Justiça cria outra jabuticaba: o ‘haircut’ energético


Após diversos pedidos de recuperação judicial e extrajudicial de comercializadoras de energia nos últimos tempos, o mais recente caso no setor está gerando uma preocupação ainda maior – com temores de um potencial impacto estrutural no mercado.

A Tradener, uma das pioneiras do segmento, conseguiu na Justiça não só proteção contra seus credores, como é tradicional nessas ações, como também autorização para mudar o horário de entrega da energia em seus contratos com clientes.

O ajuste na hora pode parecer um detalhe, mas torna-se chave num momento em que os preços no mercado de energia de curto prazo têm variado até 2.700% dentro de um mesmo dia.

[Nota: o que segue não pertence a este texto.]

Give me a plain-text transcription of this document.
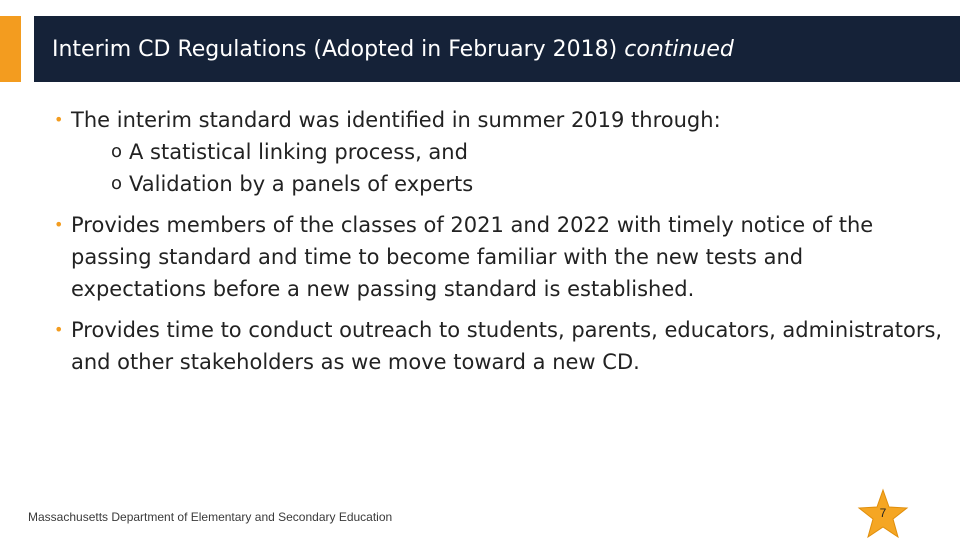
Interim CD Regulations (Adopted in February 2018) continued
• The interim standard was identified in summer 2019 through:
o A statistical linking process, and
o Validation by a panels of experts
• Provides members of the classes of 2021 and 2022 with timely notice of the passing standard and time to become familiar with the new tests and expectations before a new passing standard is established.
• Provides time to conduct outreach to students, parents, educators, administrators, and other stakeholders as we move toward a new CD.
Massachusetts Department of Elementary and Secondary Education	7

Os valores do megawatt-hora podem ir desde um piso de R$ 57, principalmente durante o dia (com excesso de geração solar), até picos de R$ 1,6 mil por MWh no começo da noite (com demanda em alta e sem a ajuda do Sol).

A Tradener disse no processo que enfrenta uma crise financeira decorrente principalmente dessa “volatilidade acentuada” dos valores da eletricidade. 

O problema maior, fontes do mercado disseram ao Brazil Journal, é que a juíza autorizou a Tradener a entregar energia de acordo com a modulação da geração solar – em outras palavras, só quando a luz do sol estiver brilhando.

Na prática, isso significa que a trading atenderá seus clientes nas horas do dia em que o MWh está barato, deixando-os sem suprimento no pico de demanda (e preços) da noite.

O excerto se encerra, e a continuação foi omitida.